In other words, we had 14 points, and even though we were on the road, with a defense ravaged by suspension and injury, we were prepared to sit on those points. And we did. Until, of course, they weren't enough.
And again the unraveling began with the refs. But whereas last week the flags were largely deserved, this week the Niners retook their place at the crosshairs of the officials' incompetence. Back-to-back personal fouls for hard hits on the quarterback—both perfectly legal—set up the Cardinals' go-ahead score, and another on Boldin during the Niners' ensuing drive—without an offsetting one for the "inappropriate language" that obviously induced it—scuttled a touchdown and pretty much sucked out the Niners' will.
There's no conspiracy. But clearly, though, there's "confirmation bias," the psychological tendency to interpret things in ways that confirm one's existing beliefs. By now, the Niners' reputation—as hard-hitters who walk right on the line between good and evil—has gotten bigger than any of them. So whereas a Seattle Seahawk—despite his team's actual lawlessness—can simply take a pre-snap stroll into the Broncos' backfield and avoid a flag for being offsides, every call that's even close will always go against the Niners.
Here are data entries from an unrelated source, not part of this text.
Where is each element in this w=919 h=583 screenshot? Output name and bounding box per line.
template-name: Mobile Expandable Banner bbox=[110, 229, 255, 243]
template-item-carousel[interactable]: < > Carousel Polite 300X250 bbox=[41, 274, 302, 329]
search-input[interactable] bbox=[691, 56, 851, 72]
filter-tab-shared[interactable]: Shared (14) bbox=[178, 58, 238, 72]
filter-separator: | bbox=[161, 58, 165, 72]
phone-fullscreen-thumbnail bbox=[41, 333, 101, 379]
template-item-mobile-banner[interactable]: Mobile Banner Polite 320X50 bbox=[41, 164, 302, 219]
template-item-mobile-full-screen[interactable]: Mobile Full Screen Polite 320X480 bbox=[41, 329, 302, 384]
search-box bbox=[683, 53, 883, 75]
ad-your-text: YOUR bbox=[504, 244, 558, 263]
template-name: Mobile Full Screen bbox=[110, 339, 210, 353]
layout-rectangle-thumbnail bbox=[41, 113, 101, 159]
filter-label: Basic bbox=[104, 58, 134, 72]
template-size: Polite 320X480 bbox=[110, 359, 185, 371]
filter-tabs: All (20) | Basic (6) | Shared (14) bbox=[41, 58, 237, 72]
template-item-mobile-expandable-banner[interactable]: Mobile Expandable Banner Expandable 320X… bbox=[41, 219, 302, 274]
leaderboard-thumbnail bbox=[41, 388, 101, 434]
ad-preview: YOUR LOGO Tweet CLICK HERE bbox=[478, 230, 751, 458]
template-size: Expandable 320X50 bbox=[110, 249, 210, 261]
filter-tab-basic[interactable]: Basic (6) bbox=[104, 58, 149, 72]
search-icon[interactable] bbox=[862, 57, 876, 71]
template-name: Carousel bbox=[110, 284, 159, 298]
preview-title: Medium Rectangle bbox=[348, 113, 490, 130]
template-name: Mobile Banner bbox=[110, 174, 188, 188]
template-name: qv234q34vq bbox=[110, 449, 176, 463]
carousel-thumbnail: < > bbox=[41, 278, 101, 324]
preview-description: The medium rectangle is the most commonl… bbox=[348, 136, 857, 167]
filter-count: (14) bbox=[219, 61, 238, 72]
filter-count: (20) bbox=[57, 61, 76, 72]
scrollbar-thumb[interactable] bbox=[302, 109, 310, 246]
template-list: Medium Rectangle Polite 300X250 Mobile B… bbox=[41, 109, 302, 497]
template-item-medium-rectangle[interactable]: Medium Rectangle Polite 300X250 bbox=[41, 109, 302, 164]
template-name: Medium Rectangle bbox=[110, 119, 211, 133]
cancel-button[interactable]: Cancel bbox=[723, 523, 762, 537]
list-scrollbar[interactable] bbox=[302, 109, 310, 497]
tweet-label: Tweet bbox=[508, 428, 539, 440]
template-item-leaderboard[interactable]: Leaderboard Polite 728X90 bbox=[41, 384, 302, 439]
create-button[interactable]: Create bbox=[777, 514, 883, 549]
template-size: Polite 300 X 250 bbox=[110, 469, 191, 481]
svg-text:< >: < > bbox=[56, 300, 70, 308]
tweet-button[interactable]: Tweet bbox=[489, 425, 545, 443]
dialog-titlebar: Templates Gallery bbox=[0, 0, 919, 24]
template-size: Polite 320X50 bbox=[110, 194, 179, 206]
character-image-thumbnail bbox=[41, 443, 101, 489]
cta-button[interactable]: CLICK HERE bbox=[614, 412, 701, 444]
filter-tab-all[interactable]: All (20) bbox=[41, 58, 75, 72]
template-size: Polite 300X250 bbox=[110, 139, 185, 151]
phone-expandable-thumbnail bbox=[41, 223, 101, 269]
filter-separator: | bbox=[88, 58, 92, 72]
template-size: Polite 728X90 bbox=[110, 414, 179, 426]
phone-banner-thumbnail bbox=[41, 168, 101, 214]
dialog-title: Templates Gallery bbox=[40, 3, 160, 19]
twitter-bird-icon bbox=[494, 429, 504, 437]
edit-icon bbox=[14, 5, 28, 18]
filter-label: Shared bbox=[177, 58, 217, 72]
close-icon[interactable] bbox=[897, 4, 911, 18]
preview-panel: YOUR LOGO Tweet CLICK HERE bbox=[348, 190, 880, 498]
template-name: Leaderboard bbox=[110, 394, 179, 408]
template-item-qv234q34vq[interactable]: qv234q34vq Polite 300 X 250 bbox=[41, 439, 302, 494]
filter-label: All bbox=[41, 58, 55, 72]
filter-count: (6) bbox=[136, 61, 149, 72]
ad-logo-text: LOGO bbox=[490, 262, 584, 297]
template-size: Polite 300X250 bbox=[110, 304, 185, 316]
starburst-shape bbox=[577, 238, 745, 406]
And as Boldin put it, that crap is certainly costing us games.
With some justification, the Niners have come under fire for failing to stay disciplined. But a person can handle only so much. As the inequity mounts—with each flag gleefully accepted by our opponents, who frankly should be ashamed of themselves—eventually the fight goes out. Out of the Niners, and even, sadly, out of one of their passionate fans.
But our biggest issue wasn't the flags. It was once again our coaches' stubborn reluctance to keep the pedal pinned to the floor. By playing aggressively, by exploiting all their weaponry, they had the Cardinals back on their heels. If they'd simply kept going, they would've won this game in a rout. But, instead, they simply stopped.
And with the season already slipping away, the players are speaking up, again. "We moved the ball well whenever we got five wide," said Boldin, clearly questioning why we ever got anything else. "Whenever we [go with] five wide receivers on the field, teams are going to have a tough time stopping us."
For his part, Harbaugh didn't discount the possibility that the spread might become a regular thing. "Can be, yes," he said. "We showed some real positives out of that set."
That sounds great, Coach, but too much like a lie, a lie I was told five years ago, a lie that I had the gall to believe: "The absolute best thing I saw this week was I saw leadership on the offensive side of the ball in terms of, 'Coach, this is what I think would work. ... Can we do more spread?' To me, that's leadership."
So forgive me, Coach. I never imagined that you'd be anything like the man you replaced. On countless occasions, I've gone so far as to call you a genius. But in this season that feels ever more like it might be the end, I can summon only one reaction.
You're starting to look exactly like him.